Sur le deuxième moyen
Enoncé du moyen
8. L'employeur fait grief à l'arrêt de le condamner à verser à la salariée une certaine somme à titre d'indemnité pour licenciement sans cause réelle et sérieuse, alors « que lorsque la rupture du contrat de travail résulte de l'acceptation par le salarié d'un contrat de sécurisation professionnelle, l'employeur doit en énoncer le motif économique dans tout document écrit, porté à la connaissance du salarié au plus tard au moment de son acceptation, lequel peut être précisé par l'employeur dans le délai de quinze jours suivant l'adhésion du salarié au dispositif ; qu'il résulte des propres constatations de l'arrêt que par lettre du 15 mai 2018, la société Axa Antilles Guyane avait informé la salariée de la "nécessaire réorganisation de l'entreprise" lui indiquant que "compte tenu de l'évolution de notre structure, de conditions nouvelles d'exploitation des activités dans le domaine de l'assurance, votre poste de travail est à ce jour vidé de sa substance puisque aujourd'hui les agents généraux qui sont externes à l'entreprise, assurent en direct les prestations dont vous aviez la charge. C'est dans cette mesure que votre poste de travail vient à disparaître des métiers exercés au sein de l'entreprise", ce dont la cour d'appel a déduit que la salariée avait ainsi été informée du motif économique ; que pour juger dépourvue de cause réelle et sérieuse la rupture du contrat de travail de Mme [Z] résultant de son acceptation, le 23 juillet 2018, du contrat de sécurisation professionnelle, la cour d'appel a constaté que la lettre de licenciement énonçant le motif économique lui avait été adressée postérieurement, le 1er août 2018 ; qu'en statuant ainsi lorsqu'il résultait de ses propres constatations que la salariée avait été destinataire dès le 15 mai 2018 d'un document énonçant le motif économique de la rupture à intervenir, lequel lui avait ensuite été rappelé et détaillé 8 jours après son acceptation, la cour d'appel a violé les articles L. 1235-2, L. 1233-65, L. 1233-66 et L. 1233-67 du code du travail, ensemble l'article 4 de la convention Unedic du 26 janvier 2015, agréée par arrêté du 16 avril 2015. »
Réponse de la Cour
9. La rupture du contrat de travail résultant de l'acceptation par le salarié d'un contrat de sécurisation professionnelle doit avoir une cause économique réelle et sérieuse. L'employeur est en conséquence tenu d'énoncer la cause économique de la rupture du contrat dans un écrit remis ou adressé au salarié au cours de la procédure de licenciement et au plus tard au moment de l'acceptation du contrat de sécurisation professionnelle par le salarié, afin qu'il soit informé des raisons de la rupture lors de son acceptation.

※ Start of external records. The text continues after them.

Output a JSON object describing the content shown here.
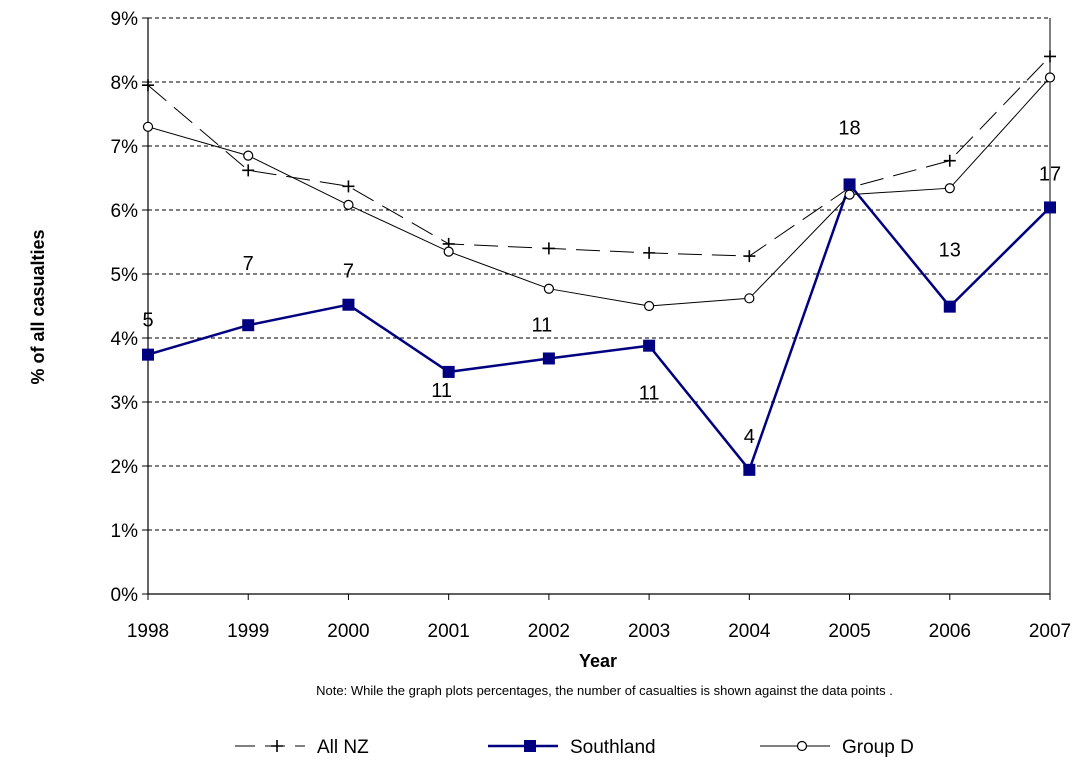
{
  "chart_data": {
    "type": "line",
    "xlabel": "Year",
    "ylabel": "% of all casualties",
    "categories": [
      "1998",
      "1999",
      "2000",
      "2001",
      "2002",
      "2003",
      "2004",
      "2005",
      "2006",
      "2007"
    ],
    "yticks": [
      "0%",
      "1%",
      "2%",
      "3%",
      "4%",
      "5%",
      "6%",
      "7%",
      "8%",
      "9%"
    ],
    "ylim": [
      0,
      9
    ],
    "grid": "horizontal dashed",
    "legend_position": "bottom",
    "series": [
      {
        "name": "All NZ",
        "marker": "plus",
        "line_style": "long-dash",
        "color": "#000000",
        "values": [
          7.95,
          6.62,
          6.37,
          5.47,
          5.4,
          5.33,
          5.28,
          6.35,
          6.77,
          8.4
        ]
      },
      {
        "name": "Southland",
        "marker": "square",
        "line_style": "solid-thick",
        "color": "#000080",
        "values": [
          3.74,
          4.2,
          4.52,
          3.47,
          3.68,
          3.88,
          1.94,
          6.4,
          4.49,
          6.04
        ],
        "data_labels": [
          "5",
          "7",
          "7",
          "11",
          "11",
          "11",
          "4",
          "18",
          "13",
          "17"
        ]
      },
      {
        "name": "Group D",
        "marker": "circle",
        "line_style": "solid-thin",
        "color": "#000000",
        "values": [
          7.3,
          6.85,
          6.08,
          5.35,
          4.77,
          4.5,
          4.62,
          6.24,
          6.34,
          8.07
        ]
      }
    ],
    "note": "Note: While the graph plots percentages, the number of casualties is shown against the data points ."
  }
}
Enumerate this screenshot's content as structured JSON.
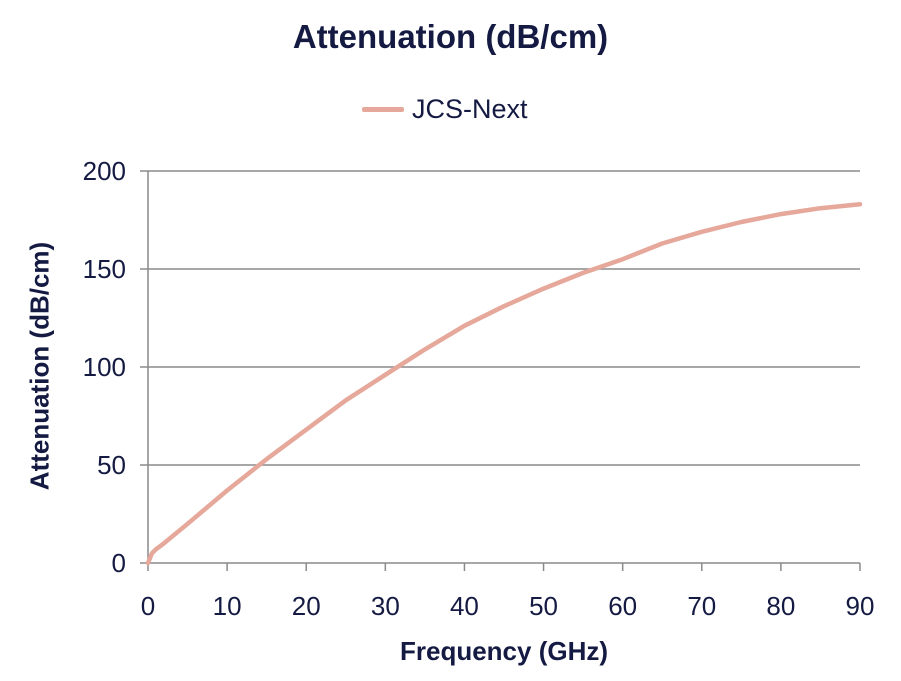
{
  "chart_data": {
    "type": "line",
    "title": "Attenuation (dB/cm)",
    "xlabel": "Frequency (GHz)",
    "ylabel": "Attenuation (dB/cm)",
    "xlim": [
      0,
      90
    ],
    "ylim": [
      0,
      200
    ],
    "x_ticks": [
      "0",
      "10",
      "20",
      "30",
      "40",
      "50",
      "60",
      "70",
      "80",
      "90"
    ],
    "y_ticks": [
      "0",
      "50",
      "100",
      "150",
      "200"
    ],
    "grid": "horizontal",
    "legend": "top-center",
    "series": [
      {
        "name": "JCS-Next",
        "color": "#e6a89a",
        "x": [
          0,
          0.5,
          1,
          2,
          5,
          10,
          15,
          20,
          25,
          30,
          35,
          40,
          45,
          50,
          55,
          60,
          65,
          70,
          75,
          80,
          85,
          90
        ],
        "y": [
          0,
          5,
          7,
          10,
          20,
          37,
          53,
          68,
          83,
          96,
          109,
          121,
          131,
          140,
          148,
          155,
          163,
          169,
          174,
          178,
          181,
          183
        ]
      }
    ]
  }
}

10. La cour d'appel a constaté, d'une part, que la salariée, convoquée à l'entretien préalable au licenciement par lettre du 2 juillet 2018, s'est vue proposer lors de celui-ci, le 11 juillet 2018, d'adhérer à un contrat de sécurisation professionnelle qu'elle a accepté le 23 juillet suivant et, d'autre part, que le motif économique de la rupture du contrat de travail ne lui a été notifié que par lettre du 1er août 2018.
11. De ces énonciations et constatations, dont il résulte qu'aucun écrit énonçant la cause économique de la rupture n'avait été remis ou adressé à la salariée au cours de la procédure de licenciement, la lettre du 15 mai 2018 ayant été adressée lors de la procédure spécifique de modification de son contrat de travail, la cour d'appel a exactement déduit que l'employeur n'avait pas satisfait à son obligation légale d'informer la salariée du motif économique de la rupture et que le licenciement était sans cause réelle et sérieuse.
12. Le moyen n'est donc pas fondé.
PAR CES MOTIFS, la Cour :
REJETTE le pourvoi ;
Condamne la société Axa Antilles Guyane aux dépens ;
En application de l'article 700 du code de procédure civile, rejette la demande de la société Axa Antilles Guyane et la condamne à payer à Mme [Z] la somme de 3 000 euros ;
Ainsi fait et jugé par la Cour de cassation, chambre sociale, et prononcé publiquement le quatre juin deux mille vingt-cinq par mise à disposition de l'arrêt au greffe de la Cour, les parties ayant été préalablement avisées dans les conditions prévues au deuxième alinéa de l'article 450 du code de procédure civile.